非正則な保型形式の尖点成分の研究は, 概正則保型形式を除いて十分に進展しているとは言い難い. 本講演では, Sp_4 上の large discrete series representation を生成する保型形式の尖点成分やそれのなす構造を, large discrete series representation の退化ホイッタッカー関数の明示式を通じて考察する. 本講演の内容は成田氏との共同研究に準ずる.

11:00 -- 12:00 Alberto Minguez (University of Vienna)

Local Transfer for quasi-split classical groups and congruences mod \ell

Let \pi and \pi’ be two \ell-adic irreducible cuspidal representations of a quasi-split classical group G and let \sigma and \sigma’ be their respective Langlands’s transfers to GL(N). Assume \pi and \pi’ are integral and denote r_\ell(\pi) and r_\ell(\pi') their reduction modulo \ell. We will show that, if r_\ell(\pi) \leq r_\ell(\pi’), then r_\ell(\sigma) and r_\ell(\sigma’) have a unique generic irreducible component in common. This is joint work with Vincent Sécherre.

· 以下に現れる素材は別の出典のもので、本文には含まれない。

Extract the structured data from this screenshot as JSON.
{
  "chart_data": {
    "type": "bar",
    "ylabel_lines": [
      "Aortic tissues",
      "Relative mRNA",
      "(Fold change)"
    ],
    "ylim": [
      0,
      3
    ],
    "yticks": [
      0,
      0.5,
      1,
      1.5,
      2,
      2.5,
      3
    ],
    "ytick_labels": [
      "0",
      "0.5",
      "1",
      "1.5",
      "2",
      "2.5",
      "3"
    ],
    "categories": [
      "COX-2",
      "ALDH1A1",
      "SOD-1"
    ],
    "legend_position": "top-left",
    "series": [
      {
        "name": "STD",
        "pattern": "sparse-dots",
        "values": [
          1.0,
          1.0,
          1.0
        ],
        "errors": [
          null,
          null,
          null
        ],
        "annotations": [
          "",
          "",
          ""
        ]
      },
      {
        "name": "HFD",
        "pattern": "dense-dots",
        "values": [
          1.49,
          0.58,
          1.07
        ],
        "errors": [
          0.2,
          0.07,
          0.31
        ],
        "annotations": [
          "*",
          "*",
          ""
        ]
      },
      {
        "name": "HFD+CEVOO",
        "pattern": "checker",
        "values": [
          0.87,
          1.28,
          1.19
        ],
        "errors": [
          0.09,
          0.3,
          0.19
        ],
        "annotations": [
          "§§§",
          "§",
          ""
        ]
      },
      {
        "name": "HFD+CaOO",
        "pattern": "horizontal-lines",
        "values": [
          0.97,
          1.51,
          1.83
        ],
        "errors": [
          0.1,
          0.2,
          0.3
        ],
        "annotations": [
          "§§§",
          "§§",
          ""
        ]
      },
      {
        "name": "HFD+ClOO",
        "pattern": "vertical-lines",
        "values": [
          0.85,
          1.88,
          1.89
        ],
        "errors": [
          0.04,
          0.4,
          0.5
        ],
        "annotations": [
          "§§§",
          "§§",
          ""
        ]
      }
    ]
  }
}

13:30 -- 14:30 鈴木美裕 (京都大学)

Towards the full epsilon dichotomy for linear periods

Let G be an inner form of GL(n) over a local field F and H be its symmetric subgroup which is an inner form of GL(m) over a quadratic extension of F. An H-invariant linear form on a representation of G is called a linear period. Prasad and Takloo-Bighash formulated a conjecture about necessary conditions for representations of G to be distinguished. In this talk, I will reformulate their conjecture so that it characterizes distinguished representations in generic L-packets in terms of epsilon factors and the characters of the S-groups. I will also explain that this reformulated epsilon dichotomy follows from the conjectural multiplicity formula, which is proposed by Chen Wan for general spherical varieties.

14:45 -- 15:45 若槻聡 (金沢大学)

Twisted limit multiplicity formulas for GL(n)

In this talk, I will discuss our ongoing research on twisted limit multiplicity formulas for GL(n). First, I give a summary on (non-twisted) limit multiplicity formulas, which have been already proved for a wide class of reductive groups. Next, I introduce twisted limit multiplicity formulas for GL(n) with respect to symplectic, orthogonal, and unitary involutions, and present a conjecture on the measures of limits of multiplicities for the unitary involution. This conjecture is based on some results in the paper of Hiraga-Ichino-Ikeda on the formal degree conjecture. This is a joint work with Miyu Suzuki and Yugo Takanashi.

16:00 -- 17:00 雪江明彦 (京都大学)

概均質ベクトル空間に関する密度定理と有理軌道について

概均質ベクトル空間の一般点の有理軌道について復習した後、概均質ベクトル空間に関する密度定理に関する最近の結果について解説し，作用が悪い部分の有理軌道に関する GIT stratification の例について解説する．

17:00 -- 17:05 閉会の辞